People enjoying a guided walk, Fiordland National Park

Clothing to wear (and not) for hiking in Fiordland

23 Jan 2023

These are the 2 best tips for what to wear, from someone in the know!

‘Tramping’ is the New Zealand word for hiking or long walks in the hills – in other countries it has quite a different meaning which has made for some funny conversations for Trips & Tramps guides!  For the benefit of our international visitors I will just refer to hiking in this article.

I have been a guide for Trips & Tramps for almost 10 years now and have spent my life hiking in the hills around Fiordland.  It is not uncommon to pass hikers on the trails who look woefully underprepared and there have often been times I have thought they look like a disaster waiting to happen because of what they are wearing. 

It is critical that you are well prepared for your hiking trip to ensure you not only enjoy it but that you come back alive (yes, it can be that serious).  Travelling safely is one of the principles of the Tiaki Promise.  Let me help you out with some personal experience and top-tips.

Here are the two top-tips for clothing to wear while hiking in Fiordland (from someone who has tried it all!)

two hikers with walking poles in the mountain sunlight at Key Summit on the Routeburn Track in Fiordland

The alpine area can be amazing, but the weather can quickly change, ensure you have the right clothing for the conditions.

1. Layers, layers, layers - Dress like a cabbage!

Having multiple layers of clothing makes it much easier to regulate your temperature while you’re walking.  If you’re like me, you will be a bit cold when you start walking and as you warm up you can take layers off as you need to.  Then when you stop for a break and cool down you layer back up! 

Start with a base layer next to your skin – it’s important the material in this layer is breathable, can wick moisture away from your body and is warm when wet.  Merino wool is the best option for this and luckily there is a lot of it in NZ!  There are some good synthetic options also.  A thermal hat for your head is also a good idea.  If you don’t wear it no harm is done, but if you need it you’ll be grateful you have it.  Remember even a short walk can become a long one if someone gets injured.

The next layer is called a mid-layer and goes between the base layer and any other wind or waterproof layers you might want to wear.  Again, it should be breathable and have thermal properties.  Merino or synthetics are good.  I suggest you have two mid-layers, a t shirt and a heavier garment like a polar fleece that you can take on or off as you need.

Base and mid-layers are for moderating your temperature, everyone is different so you might have to trial a few different items of clothing to work out what works best for you in different conditions.  The last layer or layers are just whatever you need to manage the environmental conditions for example wind, rain or even sunshine! 

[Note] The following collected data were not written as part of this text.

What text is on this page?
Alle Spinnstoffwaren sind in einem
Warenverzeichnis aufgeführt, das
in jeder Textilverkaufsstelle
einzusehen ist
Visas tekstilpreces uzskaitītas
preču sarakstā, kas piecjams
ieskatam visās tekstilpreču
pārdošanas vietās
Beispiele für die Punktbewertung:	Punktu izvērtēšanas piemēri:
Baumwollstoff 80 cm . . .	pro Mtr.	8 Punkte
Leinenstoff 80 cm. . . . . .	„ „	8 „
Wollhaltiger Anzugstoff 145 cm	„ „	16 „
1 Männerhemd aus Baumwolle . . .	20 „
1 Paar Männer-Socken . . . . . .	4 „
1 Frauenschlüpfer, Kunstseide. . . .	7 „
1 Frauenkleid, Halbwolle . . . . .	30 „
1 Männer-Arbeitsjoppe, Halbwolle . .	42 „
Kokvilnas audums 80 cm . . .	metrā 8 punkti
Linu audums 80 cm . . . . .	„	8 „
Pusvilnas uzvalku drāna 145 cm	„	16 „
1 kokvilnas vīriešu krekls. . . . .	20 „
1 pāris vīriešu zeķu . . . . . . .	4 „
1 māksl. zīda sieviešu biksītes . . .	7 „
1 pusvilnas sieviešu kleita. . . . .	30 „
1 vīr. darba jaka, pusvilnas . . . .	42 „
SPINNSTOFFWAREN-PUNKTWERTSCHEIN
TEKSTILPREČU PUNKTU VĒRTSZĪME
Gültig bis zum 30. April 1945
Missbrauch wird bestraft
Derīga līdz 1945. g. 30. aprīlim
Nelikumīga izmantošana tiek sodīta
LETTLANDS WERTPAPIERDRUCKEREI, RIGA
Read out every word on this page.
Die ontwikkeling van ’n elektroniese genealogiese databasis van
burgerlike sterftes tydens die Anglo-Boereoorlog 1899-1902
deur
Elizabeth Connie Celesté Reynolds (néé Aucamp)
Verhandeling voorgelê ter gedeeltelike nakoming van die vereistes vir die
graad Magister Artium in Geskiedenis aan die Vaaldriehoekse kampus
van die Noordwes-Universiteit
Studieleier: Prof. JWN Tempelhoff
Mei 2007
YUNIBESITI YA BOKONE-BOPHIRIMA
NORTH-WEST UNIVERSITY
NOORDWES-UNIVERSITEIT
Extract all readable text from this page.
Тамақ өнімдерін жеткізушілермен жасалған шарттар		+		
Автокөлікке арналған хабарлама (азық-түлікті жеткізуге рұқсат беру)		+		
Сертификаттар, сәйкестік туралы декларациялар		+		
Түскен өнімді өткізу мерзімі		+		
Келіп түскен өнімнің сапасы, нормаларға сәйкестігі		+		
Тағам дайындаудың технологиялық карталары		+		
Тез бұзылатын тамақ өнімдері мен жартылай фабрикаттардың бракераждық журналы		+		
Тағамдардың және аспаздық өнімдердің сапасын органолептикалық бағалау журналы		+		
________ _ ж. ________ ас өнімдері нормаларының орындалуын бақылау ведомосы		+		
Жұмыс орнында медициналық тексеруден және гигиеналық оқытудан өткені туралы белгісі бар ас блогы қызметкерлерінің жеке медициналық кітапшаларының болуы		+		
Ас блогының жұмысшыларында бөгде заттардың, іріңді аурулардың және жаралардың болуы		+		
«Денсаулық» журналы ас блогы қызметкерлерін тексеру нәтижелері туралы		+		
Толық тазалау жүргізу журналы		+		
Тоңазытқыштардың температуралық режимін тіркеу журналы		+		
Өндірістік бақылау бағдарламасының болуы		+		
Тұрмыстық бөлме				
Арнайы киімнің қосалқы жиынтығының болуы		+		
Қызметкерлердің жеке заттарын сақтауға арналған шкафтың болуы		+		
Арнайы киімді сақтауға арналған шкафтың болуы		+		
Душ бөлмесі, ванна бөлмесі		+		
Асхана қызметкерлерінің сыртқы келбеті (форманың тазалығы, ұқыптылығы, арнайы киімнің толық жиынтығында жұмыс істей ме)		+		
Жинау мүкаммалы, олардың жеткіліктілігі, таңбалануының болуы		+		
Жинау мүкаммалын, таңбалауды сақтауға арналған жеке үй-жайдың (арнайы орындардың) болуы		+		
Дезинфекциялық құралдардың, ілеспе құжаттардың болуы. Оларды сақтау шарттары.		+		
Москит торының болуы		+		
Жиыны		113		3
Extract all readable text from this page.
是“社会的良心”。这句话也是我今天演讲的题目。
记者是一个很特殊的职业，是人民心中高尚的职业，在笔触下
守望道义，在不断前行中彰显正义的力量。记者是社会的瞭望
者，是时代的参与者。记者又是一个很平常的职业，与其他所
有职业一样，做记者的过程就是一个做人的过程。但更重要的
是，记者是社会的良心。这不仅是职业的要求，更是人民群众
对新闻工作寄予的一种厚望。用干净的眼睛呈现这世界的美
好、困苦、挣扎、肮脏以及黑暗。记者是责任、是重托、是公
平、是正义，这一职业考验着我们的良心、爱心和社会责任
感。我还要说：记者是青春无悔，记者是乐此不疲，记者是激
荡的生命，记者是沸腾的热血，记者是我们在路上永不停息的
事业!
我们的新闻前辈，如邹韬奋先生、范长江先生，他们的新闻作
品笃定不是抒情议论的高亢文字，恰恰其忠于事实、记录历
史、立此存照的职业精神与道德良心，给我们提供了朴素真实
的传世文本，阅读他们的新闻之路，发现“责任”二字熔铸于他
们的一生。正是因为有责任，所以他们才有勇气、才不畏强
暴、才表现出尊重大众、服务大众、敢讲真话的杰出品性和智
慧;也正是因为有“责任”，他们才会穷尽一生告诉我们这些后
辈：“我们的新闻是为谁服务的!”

In Fiordland you need a good, solid raincoat.  Imagine a tropical downpour except colder and that is what you could encounter anytime of the year in Fiordland!  Sometimes I wear a light down jacket if it’s not raining until I warm up.  For UV protection there are now some great lightweight tops and coats you can wear that keep the sun off.  I find this really good on sunny days when I’m on the tops (or in the garden!) – still keeps me cool but not sunburnt.

two hikers in the mountains on the Routeburn Track, FiordlandChoose lightweight and quick drying items for clothing, and ensure you bring them.

2. Cotton is useless for hiking - please don't wear it.

As a child I was always taught that you should NEVER wear cotton clothing while hiking.  The reason being that cotton has zero thermal properties when it’s wet or even damp.  In fact, when it is wet it will quickly start sapping your body heat to the point you become very cold.  It also becomes heavy and does not dry.  Even a light rain shower or a good sweat is enough to make you cold and wet if you are wearing cotton.  This can quickly start to head towards hypothermia.

The biggest mistake a person can make while hiking in NZ is to wear jeans.  It is so frowned upon that it is considered a serious social faux pax and you are likely to be laughed at.  Also, jeans are just really uncomfortable to hike in. 

There are many excellent lightweight, quick drying garments available now – some even look alright!  Do yourself a favour and get some clothing that is suitable to wear hiking.  

So those are my two top-tips on clothing items to wear while hiking in Fiordland – or anywhere in NZ.  Remember that even if you are an experienced hiker back home the conditions in NZ will possibly be different to what you are used to, so listen to the locals and be prepared.